We have been lucky in advice and financial services that the world, while looking different, has kept turning.
Our most read articles this year demonstrate how financial planners have adapted during 2020, with reflections on opportunities from chaos, leading remotely and the future of the office.
But equally, there are common themes that persist: the myriad impacts of regulation for example, and the question of value.
And there is also the highly personal, such as Brian Hill's story of life in Italian lockdown, and what ultimately prompted him to sell his financial planning practice.
Here's our list of the Illuminate articles that resonated the most in what has clearly been a very strange and eventful year.
In early April as we entered lockdown for the first time, Lee Robertson captured the mood brilliantly with this piece on the opportunities that might be explored for ourselves, our businesses and our clients.

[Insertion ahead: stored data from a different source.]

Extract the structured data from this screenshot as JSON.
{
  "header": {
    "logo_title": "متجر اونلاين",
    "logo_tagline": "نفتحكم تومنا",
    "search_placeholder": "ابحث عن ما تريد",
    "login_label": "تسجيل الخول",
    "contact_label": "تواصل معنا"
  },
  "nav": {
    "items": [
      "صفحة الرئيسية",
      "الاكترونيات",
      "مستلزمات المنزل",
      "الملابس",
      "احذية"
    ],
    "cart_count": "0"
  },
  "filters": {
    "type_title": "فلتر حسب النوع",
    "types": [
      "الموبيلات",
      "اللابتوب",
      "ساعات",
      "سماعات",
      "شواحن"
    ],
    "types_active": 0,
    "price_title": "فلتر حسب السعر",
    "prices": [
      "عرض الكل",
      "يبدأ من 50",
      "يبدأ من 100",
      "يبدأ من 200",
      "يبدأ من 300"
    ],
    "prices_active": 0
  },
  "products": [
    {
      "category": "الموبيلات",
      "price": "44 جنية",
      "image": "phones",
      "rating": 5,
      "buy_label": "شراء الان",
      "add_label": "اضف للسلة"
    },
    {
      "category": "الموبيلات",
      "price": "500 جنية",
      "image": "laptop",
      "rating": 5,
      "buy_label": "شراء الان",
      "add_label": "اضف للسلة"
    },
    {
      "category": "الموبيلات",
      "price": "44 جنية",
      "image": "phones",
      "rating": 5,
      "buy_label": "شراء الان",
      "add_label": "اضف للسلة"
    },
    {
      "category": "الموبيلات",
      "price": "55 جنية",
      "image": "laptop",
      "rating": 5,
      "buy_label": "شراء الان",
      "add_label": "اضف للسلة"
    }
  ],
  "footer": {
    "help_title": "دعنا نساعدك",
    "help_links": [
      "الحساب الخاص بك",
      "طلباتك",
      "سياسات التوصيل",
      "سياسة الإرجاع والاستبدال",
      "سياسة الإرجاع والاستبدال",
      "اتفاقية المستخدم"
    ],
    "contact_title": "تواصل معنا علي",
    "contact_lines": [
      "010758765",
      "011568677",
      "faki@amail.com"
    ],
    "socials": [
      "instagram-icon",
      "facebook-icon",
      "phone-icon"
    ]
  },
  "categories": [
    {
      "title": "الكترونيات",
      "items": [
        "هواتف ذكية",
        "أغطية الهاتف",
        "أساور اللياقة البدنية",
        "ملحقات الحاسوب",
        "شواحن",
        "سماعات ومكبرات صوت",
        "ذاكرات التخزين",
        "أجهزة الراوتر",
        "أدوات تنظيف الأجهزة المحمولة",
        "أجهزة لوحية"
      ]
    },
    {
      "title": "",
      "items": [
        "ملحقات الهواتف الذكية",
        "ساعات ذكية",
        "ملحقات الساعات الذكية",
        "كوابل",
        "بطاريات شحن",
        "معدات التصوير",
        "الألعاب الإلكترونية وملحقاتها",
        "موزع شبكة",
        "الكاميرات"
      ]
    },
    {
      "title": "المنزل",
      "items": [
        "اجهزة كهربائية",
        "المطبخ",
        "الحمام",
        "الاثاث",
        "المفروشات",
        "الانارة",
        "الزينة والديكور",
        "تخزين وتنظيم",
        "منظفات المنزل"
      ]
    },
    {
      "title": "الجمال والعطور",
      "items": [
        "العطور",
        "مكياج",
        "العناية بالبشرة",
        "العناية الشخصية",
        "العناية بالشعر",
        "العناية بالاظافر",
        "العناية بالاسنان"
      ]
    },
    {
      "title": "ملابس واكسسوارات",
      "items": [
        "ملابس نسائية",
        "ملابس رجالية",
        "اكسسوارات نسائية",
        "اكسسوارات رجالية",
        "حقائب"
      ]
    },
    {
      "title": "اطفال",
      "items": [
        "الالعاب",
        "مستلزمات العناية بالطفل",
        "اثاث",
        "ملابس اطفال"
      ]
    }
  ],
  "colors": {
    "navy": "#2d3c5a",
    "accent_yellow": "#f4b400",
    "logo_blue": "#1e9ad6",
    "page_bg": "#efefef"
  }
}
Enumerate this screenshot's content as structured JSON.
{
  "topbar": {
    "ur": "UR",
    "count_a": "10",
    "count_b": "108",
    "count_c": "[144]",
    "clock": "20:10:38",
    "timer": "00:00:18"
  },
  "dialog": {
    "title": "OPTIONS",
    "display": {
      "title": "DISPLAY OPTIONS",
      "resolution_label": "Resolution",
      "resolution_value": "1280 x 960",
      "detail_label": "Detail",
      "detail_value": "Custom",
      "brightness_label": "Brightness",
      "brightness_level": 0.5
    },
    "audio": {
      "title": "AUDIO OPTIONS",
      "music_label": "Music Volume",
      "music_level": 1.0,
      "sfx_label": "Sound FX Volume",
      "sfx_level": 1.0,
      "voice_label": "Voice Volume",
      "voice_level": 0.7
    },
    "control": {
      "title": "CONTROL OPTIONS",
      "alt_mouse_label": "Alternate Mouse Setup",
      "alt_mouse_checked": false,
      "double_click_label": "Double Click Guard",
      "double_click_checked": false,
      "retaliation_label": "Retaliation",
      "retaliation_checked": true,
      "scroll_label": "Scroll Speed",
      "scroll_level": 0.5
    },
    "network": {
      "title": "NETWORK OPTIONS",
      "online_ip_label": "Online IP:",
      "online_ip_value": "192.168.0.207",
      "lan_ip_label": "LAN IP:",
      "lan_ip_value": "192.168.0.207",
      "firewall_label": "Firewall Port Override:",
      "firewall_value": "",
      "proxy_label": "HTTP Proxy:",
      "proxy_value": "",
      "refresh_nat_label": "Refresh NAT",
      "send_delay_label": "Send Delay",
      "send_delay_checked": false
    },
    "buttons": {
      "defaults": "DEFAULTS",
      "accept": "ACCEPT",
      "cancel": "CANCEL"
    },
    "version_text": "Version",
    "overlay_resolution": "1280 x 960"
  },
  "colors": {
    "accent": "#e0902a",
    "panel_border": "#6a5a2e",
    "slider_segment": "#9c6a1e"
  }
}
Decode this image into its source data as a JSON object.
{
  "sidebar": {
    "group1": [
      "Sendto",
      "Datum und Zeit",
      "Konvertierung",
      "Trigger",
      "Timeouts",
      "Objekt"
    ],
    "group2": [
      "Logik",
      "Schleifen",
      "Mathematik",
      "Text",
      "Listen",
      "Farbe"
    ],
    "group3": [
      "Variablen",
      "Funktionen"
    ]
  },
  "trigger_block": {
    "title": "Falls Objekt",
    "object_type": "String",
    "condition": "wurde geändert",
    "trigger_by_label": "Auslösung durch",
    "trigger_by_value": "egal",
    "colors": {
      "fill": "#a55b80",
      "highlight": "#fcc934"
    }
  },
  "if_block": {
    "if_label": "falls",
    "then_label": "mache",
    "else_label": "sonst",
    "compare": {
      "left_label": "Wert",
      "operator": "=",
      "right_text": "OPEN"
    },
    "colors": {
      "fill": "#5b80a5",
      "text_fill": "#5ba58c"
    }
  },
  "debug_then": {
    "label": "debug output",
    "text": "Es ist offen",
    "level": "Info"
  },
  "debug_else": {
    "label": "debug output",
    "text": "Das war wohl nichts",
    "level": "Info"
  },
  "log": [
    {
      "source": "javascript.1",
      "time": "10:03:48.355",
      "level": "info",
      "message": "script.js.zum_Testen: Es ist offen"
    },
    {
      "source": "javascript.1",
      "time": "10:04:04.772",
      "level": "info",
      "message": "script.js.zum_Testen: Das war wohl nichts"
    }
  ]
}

While he's clear on not wanting to diminish what people are going through, he highlights some of the important ways advisers can be there for clients and for their teams.
It's a nice article to revisit for those looking to provide additional support as the various coronavirus restrictions on daily life continue.
In the wake of us all adapting to working from home en masse, there were many stories of advisers thinking about giving up their office space in favour of remote working.
Here, Nathan Fryer explains why he chose to buck the trend and instead decided to sign a new office lease.
A seasoned remote worker himself having run Plan Works from home for six years, Nathan describes the pitfalls of life working from home, and why for him getting an office was one of the best things he has done.
In this article, our chief people officer Kirsty Lynagh discusses the shift in mindset that's needed when it comes to leading teams and working remotely.
She looks at managing expectations around performance, understanding that different people need different support, setting boundaries and the importance of turning your camera on.
For more on this, check out this article (again penned by Kirsty) on supporting your team through the new normal.
Back in February, before our attention was well and truly diverted to coronavirus and lockdown, the FCA issued one of its Dear CEO letters for advisers.
Graeme Stewart outlines the regulator's key areas of concern and the actions firms were expected to take - perhaps one to bookmark for later if and when the FCA decides to take its Assessing Suitability 2 review off the shelf.
Here, Philippa Hann examines two very similar complaint cases with two very different outcomes, based on whether the case was heard at the High Court or via the Financial Ombudsman Service.
As well as explaining the nuance of the two cases, Philippa also touches on the thorny issue of Sipp provider responsibility.
For this entry we go all the way back to January, to an article from our chief exec David Ferguson.
David throws a bit of Einstein into the mix on the value for money debate, and sets out his thoughts around the cost of asset management, adviser consolidation and the implications for clients.
He also delves into the archives for this article on being haunted by your own potential, which still seems to resonate nearly five years on.
Sticking with the theme of value, Mike Barrett examines value for money from the advice perspective, including how to measure it, getting opinions from clients (the ultimate deciders of value) and the question of evidencing all the value you provide.
(He also gives a little bit of insight into the evolving nature of illuminate articles when, as was the case in March/April, the news agenda dramatically changes!)
The issue of what agreements advisers have in place with their discretionary fund managers has been bubbling away for a while.
In this article Dave Chessell looks at how this topic has come to the fore with professional indemnity insurers, with agent as client arrangements coming in for particular scrutiny.
Another ongoing challenge has been that of defined benefit pension transfer advice, and the FCA's response in the wake of what happened with British Steel.
The latest rules governing this part of the market came in in October. Peter Rhoden walks through what advisers need to know about the changes, from triage and abridged advice to carve outs and workplace pensions.
Our most read article of 2020 goes to Brian Hill, who this year hung up his financial planning hat after nearly 15 years of giving advice.
He explains why he decided to sell up, what the future might hold for him and his reflections on regulation and the advice profession.